首页
学习
活动
专区
圈层
工具
发布
社区首页 >问答首页 >如何从Brown语料库访问原始文档?

如何从Brown语料库访问原始文档?
EN

Stack Overflow用户
提问于 2017-11-15 14:55:03
回答 2查看 7.9K关注 0票数 5

对于所有其他NLTK语料库,调用corpus.raw()将从文件中生成原始文本。例如:

代码语言:javascript
复制
>>> from nltk.corpus import webtext
>>> webtext.raw()[:10]
'Cookie Man'

但是,当调用brown.raw()时,您会得到带标记的文本。

代码语言:javascript
复制
>>> from nltk.corpus import brown
>>> brown.raw()[:10]
'\n\n\tThe/at '

我已经阅读了我能找到的所有文档,但似乎找不到一个明显的解释或方法来获得未标记的版本。这个语料库被标记了,而其他语料库没有标记,这是不是有什么原因?

EN

回答 2

Stack Overflow用户

发布于 2017-11-15 15:25:07

TL;DR

代码语言:javascript
复制
import nltk
nltk.download('brown')
nltk.download('nonbreaking_prefixes')
nltk.download('perluniprops')

from nltk.corpus import brown
from nltk.tokenize.moses import MosesDetokenizer

mdetok = MosesDetokenizer()

brown_natural = [mdetok.detokenize(' '.join(sent).replace('``', '"').replace("''", '"').replace('`', "'").split(), return_str=True)  for sent in brown.sents()]

for sent in brown_natural:
    print(sent)

在Long中

这是因为棕色语料库的“原始”版本被标记化和标记,即语料库被标记为a,这是语料库的原始形式=)

您可以查看nltk_data目录中的各个文件:

代码语言:javascript
复制
$ head -n10 nltk_data/corpora/brown/ca01


    The/at Fulton/np-tl County/nn-tl Grand/jj-tl Jury/nn-tl said/vbd Friday/nr an/at investigation/nn of/in Atlanta's/np$ recent/jj primary/nn election/nn produced/vbd ``/`` no/at evidence/nn ''/'' that/cs any/dti irregularities/nns took/vbd place/nn ./.


    The/at jury/nn further/rbr said/vbd in/in term-end/nn presentments/nns that/cs the/at City/nn-tl Executive/jj-tl Committee/nn-tl ,/, which/wdt had/hvd over-all/jj charge/nn of/in the/at election/nn ,/, ``/`` deserves/vbz the/at praise/nn and/cc thanks/nns of/in the/at City/nn-tl of/in-tl Atlanta/np-tl ''/'' for/in the/at manner/nn in/in which/wdt the/at election/nn was/bedz conducted/vbn ./.

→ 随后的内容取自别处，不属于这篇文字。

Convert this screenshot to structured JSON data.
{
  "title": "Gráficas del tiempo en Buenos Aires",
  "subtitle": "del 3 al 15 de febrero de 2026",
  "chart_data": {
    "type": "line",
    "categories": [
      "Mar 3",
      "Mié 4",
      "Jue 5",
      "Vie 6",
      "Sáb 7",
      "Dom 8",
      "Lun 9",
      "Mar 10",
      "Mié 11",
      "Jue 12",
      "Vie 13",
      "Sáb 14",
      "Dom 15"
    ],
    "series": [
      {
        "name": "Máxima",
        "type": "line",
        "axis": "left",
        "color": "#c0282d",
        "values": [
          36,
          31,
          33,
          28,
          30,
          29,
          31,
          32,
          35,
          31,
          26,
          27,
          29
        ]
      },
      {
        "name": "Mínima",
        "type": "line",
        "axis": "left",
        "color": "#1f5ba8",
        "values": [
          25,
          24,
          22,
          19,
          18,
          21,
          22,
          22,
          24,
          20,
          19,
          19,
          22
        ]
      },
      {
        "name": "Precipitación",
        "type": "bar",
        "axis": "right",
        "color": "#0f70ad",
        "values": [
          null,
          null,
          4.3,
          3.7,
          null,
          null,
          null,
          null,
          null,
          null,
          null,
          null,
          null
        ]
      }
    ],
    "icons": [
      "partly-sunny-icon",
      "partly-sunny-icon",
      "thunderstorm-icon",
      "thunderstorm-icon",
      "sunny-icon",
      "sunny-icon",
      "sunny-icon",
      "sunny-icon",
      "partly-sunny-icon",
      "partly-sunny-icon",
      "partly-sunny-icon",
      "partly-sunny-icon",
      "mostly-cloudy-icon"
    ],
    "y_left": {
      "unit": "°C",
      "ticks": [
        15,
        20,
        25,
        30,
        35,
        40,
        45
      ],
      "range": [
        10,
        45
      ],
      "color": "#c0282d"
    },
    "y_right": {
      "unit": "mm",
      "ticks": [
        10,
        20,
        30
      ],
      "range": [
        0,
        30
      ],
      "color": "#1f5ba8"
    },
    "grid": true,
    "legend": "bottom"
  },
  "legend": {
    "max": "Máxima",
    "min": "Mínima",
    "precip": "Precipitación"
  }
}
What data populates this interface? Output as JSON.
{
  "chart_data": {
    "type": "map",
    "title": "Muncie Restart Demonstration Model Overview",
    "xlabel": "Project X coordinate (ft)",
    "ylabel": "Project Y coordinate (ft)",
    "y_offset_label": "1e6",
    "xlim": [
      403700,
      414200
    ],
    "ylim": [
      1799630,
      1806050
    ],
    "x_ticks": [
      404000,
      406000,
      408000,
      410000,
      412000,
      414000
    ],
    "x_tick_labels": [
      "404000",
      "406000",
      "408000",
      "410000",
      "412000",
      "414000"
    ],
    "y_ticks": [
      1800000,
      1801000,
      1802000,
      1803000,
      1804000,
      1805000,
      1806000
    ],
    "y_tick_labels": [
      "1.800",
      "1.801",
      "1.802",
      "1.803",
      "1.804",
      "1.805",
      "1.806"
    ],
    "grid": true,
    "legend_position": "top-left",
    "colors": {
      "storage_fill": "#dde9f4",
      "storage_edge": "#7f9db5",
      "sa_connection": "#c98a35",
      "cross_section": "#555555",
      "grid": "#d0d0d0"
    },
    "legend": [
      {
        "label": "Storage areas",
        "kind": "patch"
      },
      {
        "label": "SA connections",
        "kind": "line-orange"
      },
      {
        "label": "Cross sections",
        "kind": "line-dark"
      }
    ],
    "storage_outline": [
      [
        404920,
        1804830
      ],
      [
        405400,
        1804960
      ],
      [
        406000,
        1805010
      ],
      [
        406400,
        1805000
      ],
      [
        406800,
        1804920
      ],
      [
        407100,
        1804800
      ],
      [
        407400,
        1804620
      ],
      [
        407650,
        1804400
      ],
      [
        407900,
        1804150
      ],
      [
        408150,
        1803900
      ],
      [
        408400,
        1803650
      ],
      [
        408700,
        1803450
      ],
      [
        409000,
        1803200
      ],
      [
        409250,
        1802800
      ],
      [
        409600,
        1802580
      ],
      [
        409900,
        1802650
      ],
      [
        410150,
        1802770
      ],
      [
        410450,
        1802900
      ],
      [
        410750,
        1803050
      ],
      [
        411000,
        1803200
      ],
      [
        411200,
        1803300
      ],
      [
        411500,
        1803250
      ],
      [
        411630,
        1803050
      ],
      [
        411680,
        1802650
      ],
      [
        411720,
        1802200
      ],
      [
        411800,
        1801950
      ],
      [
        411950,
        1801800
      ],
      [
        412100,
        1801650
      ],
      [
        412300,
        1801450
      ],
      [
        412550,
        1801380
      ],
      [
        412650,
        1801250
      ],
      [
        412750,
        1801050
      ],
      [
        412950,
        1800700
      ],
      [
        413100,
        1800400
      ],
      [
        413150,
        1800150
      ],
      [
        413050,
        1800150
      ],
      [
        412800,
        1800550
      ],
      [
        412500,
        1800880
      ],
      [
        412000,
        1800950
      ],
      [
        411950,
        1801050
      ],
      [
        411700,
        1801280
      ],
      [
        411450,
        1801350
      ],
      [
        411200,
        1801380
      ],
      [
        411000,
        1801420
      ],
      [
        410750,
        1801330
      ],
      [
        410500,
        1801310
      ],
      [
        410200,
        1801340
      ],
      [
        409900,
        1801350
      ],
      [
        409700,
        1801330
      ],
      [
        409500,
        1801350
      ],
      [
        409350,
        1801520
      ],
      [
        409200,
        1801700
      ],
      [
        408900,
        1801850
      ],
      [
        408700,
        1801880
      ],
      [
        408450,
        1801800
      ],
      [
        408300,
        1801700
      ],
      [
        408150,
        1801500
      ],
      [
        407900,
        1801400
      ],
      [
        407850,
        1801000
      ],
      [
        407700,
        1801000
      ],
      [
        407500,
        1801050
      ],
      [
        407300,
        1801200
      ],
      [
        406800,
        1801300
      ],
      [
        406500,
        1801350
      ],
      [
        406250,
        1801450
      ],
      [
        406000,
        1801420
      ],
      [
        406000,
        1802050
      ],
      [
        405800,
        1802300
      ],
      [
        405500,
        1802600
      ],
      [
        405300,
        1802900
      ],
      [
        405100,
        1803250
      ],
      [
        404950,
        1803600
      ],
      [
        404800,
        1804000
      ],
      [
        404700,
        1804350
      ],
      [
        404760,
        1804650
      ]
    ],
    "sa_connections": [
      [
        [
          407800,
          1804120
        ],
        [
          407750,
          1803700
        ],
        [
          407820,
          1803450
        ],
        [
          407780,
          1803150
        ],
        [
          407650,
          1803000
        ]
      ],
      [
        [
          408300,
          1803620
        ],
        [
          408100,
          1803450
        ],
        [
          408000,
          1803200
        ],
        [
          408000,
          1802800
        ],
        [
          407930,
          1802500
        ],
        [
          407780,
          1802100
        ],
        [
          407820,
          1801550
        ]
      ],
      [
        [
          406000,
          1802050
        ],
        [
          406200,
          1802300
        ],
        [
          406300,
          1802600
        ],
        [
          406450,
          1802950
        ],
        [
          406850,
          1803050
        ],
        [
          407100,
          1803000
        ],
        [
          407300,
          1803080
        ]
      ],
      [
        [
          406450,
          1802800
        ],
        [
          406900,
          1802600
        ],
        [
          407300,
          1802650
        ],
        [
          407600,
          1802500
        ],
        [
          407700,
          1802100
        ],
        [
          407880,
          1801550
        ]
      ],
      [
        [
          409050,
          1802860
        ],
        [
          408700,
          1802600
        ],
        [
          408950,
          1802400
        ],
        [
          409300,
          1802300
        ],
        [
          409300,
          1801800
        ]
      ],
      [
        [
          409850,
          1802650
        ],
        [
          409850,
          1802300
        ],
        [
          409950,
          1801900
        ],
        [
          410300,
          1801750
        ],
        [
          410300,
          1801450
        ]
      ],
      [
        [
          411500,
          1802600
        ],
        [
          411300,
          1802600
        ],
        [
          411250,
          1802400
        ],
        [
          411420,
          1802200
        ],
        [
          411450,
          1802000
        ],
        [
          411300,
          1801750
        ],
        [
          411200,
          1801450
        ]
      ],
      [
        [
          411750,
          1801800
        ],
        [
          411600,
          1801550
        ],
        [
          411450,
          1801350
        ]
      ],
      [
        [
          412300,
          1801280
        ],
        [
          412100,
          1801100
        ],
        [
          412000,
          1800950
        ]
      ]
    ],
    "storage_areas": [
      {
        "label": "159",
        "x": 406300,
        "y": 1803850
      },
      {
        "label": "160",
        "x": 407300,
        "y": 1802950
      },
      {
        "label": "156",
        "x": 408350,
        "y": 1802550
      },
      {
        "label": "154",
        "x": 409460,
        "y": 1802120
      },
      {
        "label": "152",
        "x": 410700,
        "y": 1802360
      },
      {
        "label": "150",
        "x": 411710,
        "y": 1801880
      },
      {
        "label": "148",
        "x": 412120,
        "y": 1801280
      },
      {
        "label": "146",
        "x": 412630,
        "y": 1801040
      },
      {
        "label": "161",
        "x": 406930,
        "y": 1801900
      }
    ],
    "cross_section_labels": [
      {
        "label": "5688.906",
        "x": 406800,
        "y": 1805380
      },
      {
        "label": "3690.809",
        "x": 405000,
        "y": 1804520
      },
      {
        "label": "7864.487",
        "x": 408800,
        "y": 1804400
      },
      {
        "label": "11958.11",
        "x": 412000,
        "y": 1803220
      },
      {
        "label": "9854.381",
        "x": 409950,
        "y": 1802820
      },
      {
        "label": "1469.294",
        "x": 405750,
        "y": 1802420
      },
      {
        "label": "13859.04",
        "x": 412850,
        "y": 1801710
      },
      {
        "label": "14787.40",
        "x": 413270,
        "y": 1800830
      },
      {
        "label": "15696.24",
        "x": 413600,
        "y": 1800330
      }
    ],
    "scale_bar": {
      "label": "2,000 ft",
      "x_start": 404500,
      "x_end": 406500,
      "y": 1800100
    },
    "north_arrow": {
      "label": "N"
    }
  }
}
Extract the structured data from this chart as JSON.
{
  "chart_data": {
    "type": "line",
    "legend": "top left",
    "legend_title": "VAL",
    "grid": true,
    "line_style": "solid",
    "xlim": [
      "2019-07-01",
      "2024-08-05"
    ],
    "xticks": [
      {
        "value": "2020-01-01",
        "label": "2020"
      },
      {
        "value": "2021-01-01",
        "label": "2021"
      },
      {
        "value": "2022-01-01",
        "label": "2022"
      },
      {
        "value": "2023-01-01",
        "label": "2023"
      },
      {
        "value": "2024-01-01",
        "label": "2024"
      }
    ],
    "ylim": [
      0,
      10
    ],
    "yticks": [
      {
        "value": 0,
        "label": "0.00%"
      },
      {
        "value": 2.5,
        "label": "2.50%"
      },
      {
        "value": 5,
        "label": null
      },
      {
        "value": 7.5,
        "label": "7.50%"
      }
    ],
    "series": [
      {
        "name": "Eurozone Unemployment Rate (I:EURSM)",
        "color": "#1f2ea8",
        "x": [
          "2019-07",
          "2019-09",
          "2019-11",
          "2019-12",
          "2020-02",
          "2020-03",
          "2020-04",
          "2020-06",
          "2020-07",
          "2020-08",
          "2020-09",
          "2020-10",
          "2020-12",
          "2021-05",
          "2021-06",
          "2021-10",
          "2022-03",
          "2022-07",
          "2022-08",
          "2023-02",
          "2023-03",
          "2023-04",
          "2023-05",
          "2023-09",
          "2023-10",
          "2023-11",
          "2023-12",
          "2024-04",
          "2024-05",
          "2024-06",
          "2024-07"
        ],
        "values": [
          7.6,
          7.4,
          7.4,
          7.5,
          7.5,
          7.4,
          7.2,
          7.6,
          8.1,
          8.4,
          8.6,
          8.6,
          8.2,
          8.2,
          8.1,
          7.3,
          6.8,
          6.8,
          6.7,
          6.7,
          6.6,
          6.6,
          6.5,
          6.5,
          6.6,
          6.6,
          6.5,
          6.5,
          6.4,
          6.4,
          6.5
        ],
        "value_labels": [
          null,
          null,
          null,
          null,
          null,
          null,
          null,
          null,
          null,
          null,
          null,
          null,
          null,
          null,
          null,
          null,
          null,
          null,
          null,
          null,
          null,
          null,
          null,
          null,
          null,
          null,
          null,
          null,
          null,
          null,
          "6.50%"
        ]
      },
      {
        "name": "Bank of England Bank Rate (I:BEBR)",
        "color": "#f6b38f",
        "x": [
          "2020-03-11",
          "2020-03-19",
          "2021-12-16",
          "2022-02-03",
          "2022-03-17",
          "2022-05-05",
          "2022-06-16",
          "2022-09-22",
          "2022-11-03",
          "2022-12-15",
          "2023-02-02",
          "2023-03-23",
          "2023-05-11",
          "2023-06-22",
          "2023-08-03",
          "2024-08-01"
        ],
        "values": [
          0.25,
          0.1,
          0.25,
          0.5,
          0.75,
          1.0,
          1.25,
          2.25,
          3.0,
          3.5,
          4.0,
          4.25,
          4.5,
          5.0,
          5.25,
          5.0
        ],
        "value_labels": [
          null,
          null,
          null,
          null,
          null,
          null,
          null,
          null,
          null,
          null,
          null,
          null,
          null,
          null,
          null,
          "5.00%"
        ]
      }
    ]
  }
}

    The/at September-October/np term/nn jury/nn had/hvd been/ben charged/vbn by/in Fulton/np-tl Superior/jj-tl Court/nn-tl Judge/nn-tl Durwood/np Pye/np to/to investigate/vb reports/nns of/in possible/jj ``/`` irregularities/nns ''/'' in/in the/at hard-fought/jj primary/nn which/wdt was/bedz won/vbn by/in Mayor-nominate/nn-tl Ivan/np Allen/np Jr./np ./.

如果你想要语料库中的单词,你可以用brown.words(),例如:

代码语言:javascript
复制
>>> from nltk.corpus import brown

>>> brown.words()
[u'The', u'Fulton', u'County', u'Grand', u'Jury', ...]

>>> ' '.join(brown.words()[:30])
u"The Fulton County Grand Jury said Friday an investigation of Atlanta's recent primary election produced `` no evidence '' that any irregularities took place . The jury further said in"

如果要从特定文件获取单词,请执行以下操作:

代码语言:javascript
复制
>>> brown.fileids()[:10] # The first 10 fileids from brown.
[u'ca01', u'ca02', u'ca03', u'ca04', u'ca05', u'ca06', u'ca07', u'ca08', u'ca09', u'ca10']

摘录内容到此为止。